«Ecco perché la piena non ha fatto danni»

Dervio I progettisti dell’intervento sul torrente Varrone spiegano i motivi per i quali il paese si è salvato

Quando, nella notte fra martedì e mercoledì scorso, il maltempo è tornato ad abbattersi sulla Valvarrone, in molti a Dervio hanno temuto che potesse ripetersi quanto accaduto a giugno 2019, con l’esondazione del torrente e il conseguente allagamento di un’ampia area del paese.

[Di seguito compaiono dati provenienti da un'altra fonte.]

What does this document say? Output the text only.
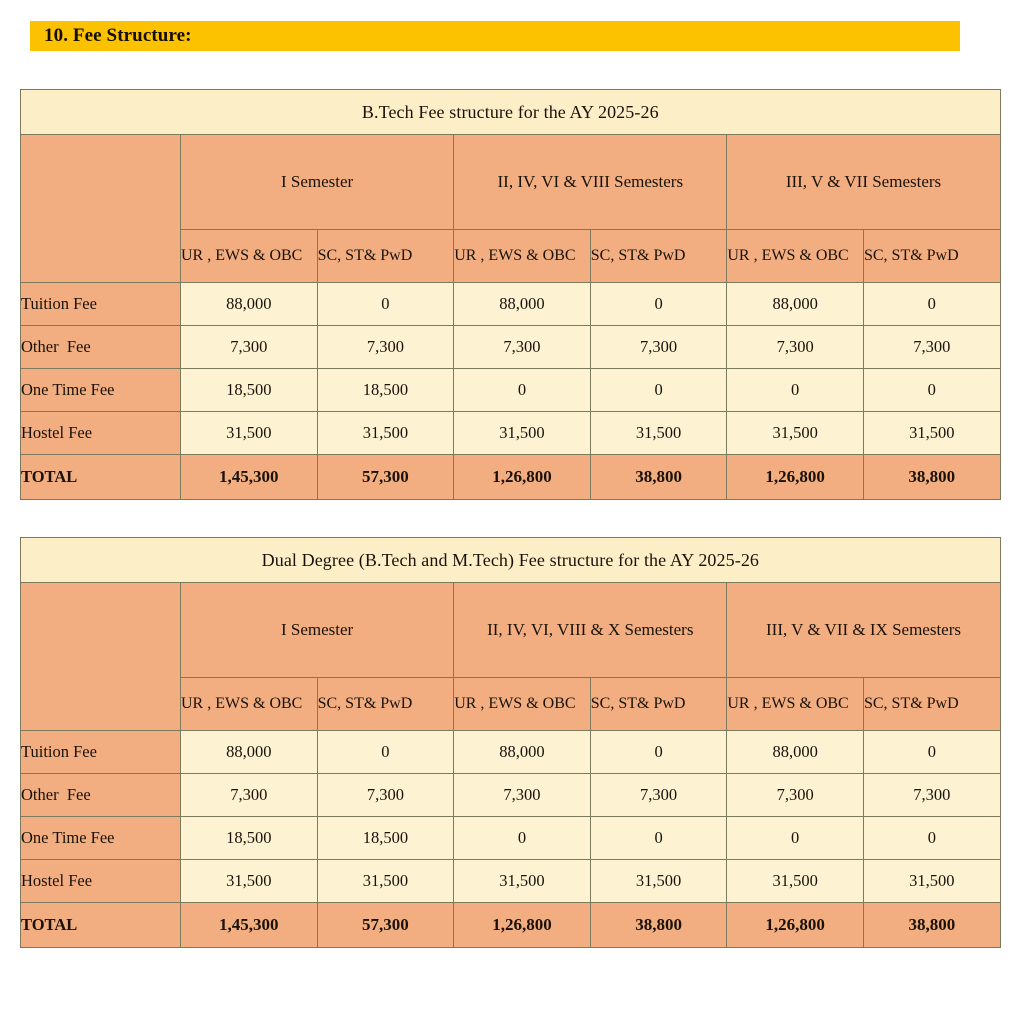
10. Fee Structure:
B.Tech Fee structure for the AY 2025-26						
	I Semester		II, IV, VI & VIII Semesters		III, V & VII Semesters	
	UR , EWS & OBC	SC, ST& PwD	UR , EWS & OBC	SC, ST& PwD	UR , EWS & OBC	SC, ST& PwD
Tuition Fee	88,000	0	88,000	0	88,000	0
Other  Fee	7,300	7,300	7,300	7,300	7,300	7,300
One Time Fee	18,500	18,500	0	0	0	0
Hostel Fee	31,500	31,500	31,500	31,500	31,500	31,500
TOTAL	1,45,300	57,300	1,26,800	38,800	1,26,800	38,800
Dual Degree (B.Tech and M.Tech) Fee structure for the AY 2025-26						
	I Semester		II, IV, VI, VIII & X Semesters		III, V & VII & IX Semesters	
	UR , EWS & OBC	SC, ST& PwD	UR , EWS & OBC	SC, ST& PwD	UR , EWS & OBC	SC, ST& PwD
Tuition Fee	88,000	0	88,000	0	88,000	0
Other  Fee	7,300	7,300	7,300	7,300	7,300	7,300
One Time Fee	18,500	18,500	0	0	0	0
Hostel Fee	31,500	31,500	31,500	31,500	31,500	31,500
TOTAL	1,45,300	57,300	1,26,800	38,800	1,26,800	38,800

Nulla di tutto ciò è accaduto. Ma non si è trattato di fortuna.

Venti metri

Se la piena del Varrone non ha causato danni, è stato merito delle opere di difesa realizzate nel greto del torrente, a monte del paese. «Il progetto ha portato alla realizzazione di due barriere in rete metallica ad anelli, della tipologia impiegata per contenere le colate di fango e terra - spiegano l’ingegner Claudia Anselmini e il geologo Cristian Adamoli, dello studio Protea di Dervio, che hanno curato l’intervento -. Sono state usate in quanto si presentava l’esigenza di trattenere il legname trascinato dalle acque del Varrone. In questa zona, infatti, generalmente non si innescano colate di fango, ma a giugno 2019 si è visto arrivare a valle tantissima legna, anche tronchi di notevoli dimensioni».

Guardando all’intervento attuato sul Varrone, le reti sono state posizionate in due punti. «Sono state stese su tutta larghezza dell’alveo - continuano i progettisti -. La più grande è a monte, con un’estensione di venti metri; mentre quella più a valle è di circa 15 metri. Entrambe sono alte tre metri e sono state posate a un’altezza dal fondo dell’alveo di circa 80 centimetri-un metro: in questo modo lasciano defluire l’acqua, sia in condizioni normali che in caso di piene di piccole dimensioni, garantendo il passaggio degli animali. Entrano in funzione solo quando il livello dell’acqua si alza in maniera significativa, come successo pochi giorni fa».

Analizzando il funzionamento delle reti è importante anche sapere che le stesse sono assicurate lateralmente, tramite ancoraggi lunghi sei metri, e sono dotate di un sistema di freni come quelli delle barriere paramassi, che quando vengono impattate si deformano.

Nello specifico dell’evento di martedì notte, i freni non sono entrati in azione. «Non lo hanno fatto perché non è stato necessario - sottolineano i tecnici -. Questo dimostra come le reti siano in grado di sopportare eventi con apporto ancora maggiore di materiale. Sono dimensionate per trattenere fino a 1.000-2.000 metri cubi di legna e anche per essere scavalcate: se a monte vengono riempite di materiale, le reti non bloccano l’acqua, ma hanno un’altezza tale per cui possono essere scavalcate dalla piena, mentre quest’ultima viene comunque contenuta degli argini, che impediscono l’esondazione».

Doppia funzione

A ciò si aggiunge un altro elemento rilevante: “L’altra sera, quando il livello dell’acqua ha iniziato a salire, le reti hanno avuto una doppia funzione: la trattenuta del legname, e l’effetto di laminazione: ossia, hanno rallentato il deflusso della piena, evitando che creasse problemi a valle”.

Passata la piena e comprovata la validità delle opere di difesa, resta il legname bloccato dalle briglie. Per questo è stato previsto un sistema per la manutenzione: all’inizio della conoide, è stata creata una pista, che dalla Sp67 scende nell’alveo. La barriera più grande è raggiungibile con mezzi da cantiere, mentre la barriera a valle si raggiunge con una rampa passando dall’alveo. La manutenzione ordinaria si può fare semplicemente con l’impiego di una motosega. Per rimuovere legname di maggiori dimensioni si possono utilizzate mezzi di cantiere dotati di braccio meccanico.

I lavori per la realizzazione dell’opera, iniziati a maggio 2022 e conclusi a marzo 2023, hanno richiesto un investimento di circa un milione di euro, affrontato anche grazie al contributo di Regione Lombardia.